I attended the ARL usability Webcast held October 28. Well done! Thanks to Infopeople for negotiating a low-cost price for Californians.

The webcast was conducted with a surprisingly light touch, including a few well-chosen cartoons, examples grounded in everyday librarianship (such as library doors with handles that lead users astray), and quotes such as “Know thy user, for they are not you,” and “Forget what you know, and OBSERVE.”

I came away with at least five new ideas, and with a number of old ideas reinforced. Starting with the old ideas, presenters emphasized the need for user-centered design, the value of the iterative design process, and for the concept that usability testing can be done cheaply and quickly, and yet also effectively, with somewhere between 4 to 8 “subjects” for each iteration. A presenter also encouraged us to “Guide test participant to ‘think aloud.'”

Newer ideas, or things that had rattled to the bottom of my brain pan, included the value of paper prototyping and videotaping, deeper discussions of the design work cycle (including very specific guidance for usability testing, such as “identify key tasks, create questions, create debriefing questions, create forms, train your test monitors”), ideas for engaging team members in the usability testing process, and recommendations for several good books, including Jeffrey Rubin’s book, which I bought right after I located it on the program bibliography. “Guerrilla Tactics” for fast, cheap usability testing included “Don’t schedule users–grab ’em!” plus the value of mini-tests. Presenters encouraged us not to write up interim reports but to test, fix, and test again the following week.

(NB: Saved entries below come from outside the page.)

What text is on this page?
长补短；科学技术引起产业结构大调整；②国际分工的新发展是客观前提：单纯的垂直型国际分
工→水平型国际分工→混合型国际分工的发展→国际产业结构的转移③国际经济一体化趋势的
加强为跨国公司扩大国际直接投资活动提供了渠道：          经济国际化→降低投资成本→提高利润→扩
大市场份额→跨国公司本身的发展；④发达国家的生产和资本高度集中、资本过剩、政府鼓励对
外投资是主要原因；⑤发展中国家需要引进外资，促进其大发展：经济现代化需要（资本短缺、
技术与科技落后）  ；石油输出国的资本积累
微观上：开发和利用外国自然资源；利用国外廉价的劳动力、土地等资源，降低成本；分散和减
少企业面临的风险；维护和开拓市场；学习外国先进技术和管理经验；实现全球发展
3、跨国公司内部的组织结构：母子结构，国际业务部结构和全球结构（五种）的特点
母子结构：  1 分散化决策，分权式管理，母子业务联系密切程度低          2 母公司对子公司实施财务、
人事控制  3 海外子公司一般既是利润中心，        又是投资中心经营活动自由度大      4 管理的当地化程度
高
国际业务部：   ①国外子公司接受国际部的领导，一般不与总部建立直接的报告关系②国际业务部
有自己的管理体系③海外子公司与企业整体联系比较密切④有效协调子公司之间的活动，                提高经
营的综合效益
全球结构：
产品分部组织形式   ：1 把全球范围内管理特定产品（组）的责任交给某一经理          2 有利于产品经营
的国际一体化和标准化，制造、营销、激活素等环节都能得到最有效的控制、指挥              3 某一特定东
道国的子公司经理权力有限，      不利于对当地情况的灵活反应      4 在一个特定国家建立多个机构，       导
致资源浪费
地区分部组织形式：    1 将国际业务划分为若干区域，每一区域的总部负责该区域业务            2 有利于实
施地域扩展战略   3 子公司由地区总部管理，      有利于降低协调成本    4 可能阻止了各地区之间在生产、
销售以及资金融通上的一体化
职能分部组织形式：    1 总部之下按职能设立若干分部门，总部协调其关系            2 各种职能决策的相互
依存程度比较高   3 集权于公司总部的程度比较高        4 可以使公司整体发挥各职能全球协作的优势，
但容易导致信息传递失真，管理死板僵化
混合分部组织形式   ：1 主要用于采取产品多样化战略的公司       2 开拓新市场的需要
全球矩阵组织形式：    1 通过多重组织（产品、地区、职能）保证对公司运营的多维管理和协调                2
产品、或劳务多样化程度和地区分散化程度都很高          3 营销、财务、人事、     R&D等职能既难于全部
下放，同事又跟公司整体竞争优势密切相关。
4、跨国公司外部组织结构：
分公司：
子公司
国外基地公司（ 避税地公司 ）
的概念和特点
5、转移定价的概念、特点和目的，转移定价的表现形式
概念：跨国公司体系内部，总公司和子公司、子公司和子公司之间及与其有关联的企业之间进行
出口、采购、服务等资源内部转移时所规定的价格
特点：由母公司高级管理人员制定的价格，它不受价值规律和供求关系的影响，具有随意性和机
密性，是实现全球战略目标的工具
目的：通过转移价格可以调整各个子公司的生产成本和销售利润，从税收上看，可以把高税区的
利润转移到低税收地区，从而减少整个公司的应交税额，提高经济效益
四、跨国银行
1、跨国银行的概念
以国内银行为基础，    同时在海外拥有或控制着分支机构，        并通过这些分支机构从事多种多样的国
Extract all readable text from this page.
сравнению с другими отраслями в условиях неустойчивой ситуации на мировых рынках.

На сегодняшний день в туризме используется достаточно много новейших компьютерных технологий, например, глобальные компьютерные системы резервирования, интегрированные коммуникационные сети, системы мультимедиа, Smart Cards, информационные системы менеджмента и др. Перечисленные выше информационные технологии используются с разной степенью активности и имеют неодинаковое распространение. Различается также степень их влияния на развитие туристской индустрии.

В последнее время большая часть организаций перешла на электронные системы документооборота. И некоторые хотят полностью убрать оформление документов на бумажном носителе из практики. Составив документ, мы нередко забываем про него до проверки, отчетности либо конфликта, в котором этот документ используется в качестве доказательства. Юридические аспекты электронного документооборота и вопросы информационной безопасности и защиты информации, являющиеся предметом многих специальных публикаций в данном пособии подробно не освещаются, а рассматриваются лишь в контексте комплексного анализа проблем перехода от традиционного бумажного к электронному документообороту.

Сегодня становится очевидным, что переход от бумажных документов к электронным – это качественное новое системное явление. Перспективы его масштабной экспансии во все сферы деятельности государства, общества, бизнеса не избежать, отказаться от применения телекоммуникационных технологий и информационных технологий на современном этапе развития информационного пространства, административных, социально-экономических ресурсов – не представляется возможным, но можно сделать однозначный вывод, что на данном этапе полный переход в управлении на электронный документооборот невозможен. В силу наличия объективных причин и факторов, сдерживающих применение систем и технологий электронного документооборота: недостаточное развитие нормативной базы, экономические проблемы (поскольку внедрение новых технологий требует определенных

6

I enjoyed the amusing list of objections to testing and usability issues. “This will dumb down the page” is my favorite. (I have the t-shirt for that one. Early in my LII tenure, someone said that to me when I removed a confusing feature from the front of LII.)

Three small dinks for the ARL webcast. The first 12 minutes were devoted to a series of explanations and introductions; that’s over 10% of the 90 minutes allotted to this program, and got things off to a slow start. Also, the links in the Webcast weren’t clickable, and I wasn’t sure how to get to them. I went back to the ARL site and they were right there, but still. Finally, I worried that I was stuck on question 4 in the survey at the end, but it turns out that was the end of the survey–an intriguing usability problem! Maybe one more iteration would have fixed it.

The tech side of things worked great. I would teach online again if I could use something like the software ARL used, versus Blackboard (which is not an tool for facilitating education so much as a place to park correspondence course materials). I enjoyed seeing and hearing the presenters, I could ask questions by text entry (and they answered them), and I could follow the page views easily.

Great info, well-presented, and I could sit here in my office with a cup of tea (IM’ing people I know who were attending the same presentation).